Three-Year-Old Must Eat Cream Cheese in order to Talk
For three-year-old Fields Taylor, cream cheese is a staple in her diet. Although this type of diet might sound disgusting to many people especially since it is for such a young girl, Taylor needs it to help her function as normally as possible. Taylor, who is from Melton Mowbray, Leicestershire in England, suffers from a rare condition known as GLUT1 Deficiency Syndrome.
GLUT1 Deficiency Syndrome has only been confirmed in around 300 cases since its discovery in 1991. There are currently 25 people from the United Kingdom who has this genetic disorder. People with GLUT1 Deficiency Syndrome have a defect in the gene SLC2C1, which is responsible for producing the glucose transport protein type 1. This particular protein is in charge of transporting glucose, or sugar, from the blood and into the cells for energy. Since this defect prevents the cells from getting glucose, the brain ends up having no fuel to function. This leads to several symptoms that range from seizures and learning disorders to speech impairments and muscle twitches.

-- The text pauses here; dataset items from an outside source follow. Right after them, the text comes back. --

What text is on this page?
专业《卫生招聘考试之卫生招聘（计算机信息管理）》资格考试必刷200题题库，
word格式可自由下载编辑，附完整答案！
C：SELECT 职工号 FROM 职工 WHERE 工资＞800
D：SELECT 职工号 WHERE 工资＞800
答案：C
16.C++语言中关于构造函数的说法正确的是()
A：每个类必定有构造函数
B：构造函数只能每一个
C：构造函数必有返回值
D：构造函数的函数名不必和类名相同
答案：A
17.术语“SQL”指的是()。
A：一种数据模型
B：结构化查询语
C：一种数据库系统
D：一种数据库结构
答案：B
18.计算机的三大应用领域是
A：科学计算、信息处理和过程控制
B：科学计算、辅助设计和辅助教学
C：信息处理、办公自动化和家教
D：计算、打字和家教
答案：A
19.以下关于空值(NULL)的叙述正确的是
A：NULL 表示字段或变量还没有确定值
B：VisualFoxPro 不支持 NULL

For Taylor, she could not speak. When Taylor reached 15 weeks old, her parents, Stevie and David noticed a twitch in her wrist. Following the twitch, Taylor had suffered a seizure at the hospital's waiting room. After one week, she was diagnosed with epilepsy. However, after a routine check up visit, doctors discovered that Taylor had GLUT1 Deficiency Syndrome. There is no cure for this defect but a ketogenic diet has been proven to work for several people.
A ketogenic diet is a very strict diet that involves calorie limits, high fat, minimal carbohydrates and no sugar. Sugar coming from all kinds of sources, such as toothpastes, is not allowed. If this diet is followed to the tee, it promotes the liver to produce keytones, which then act as an alternative source of fuel for the brain. Once Taylor's parents put her on this diet, one that requires her to eat a large amount of cream cheese, she began to talk.
"The first time I heard Fields say 'Mum' it was just wonderful," Stevie, 34, said. "I didn't really believe that something so simple as changing her diet could make such a big difference. The amount of Philadelphia she goes through is a bit mad but the effect it's had is amazing. It's just fabulous to know that she does have a voice inside her and we can finally communicate."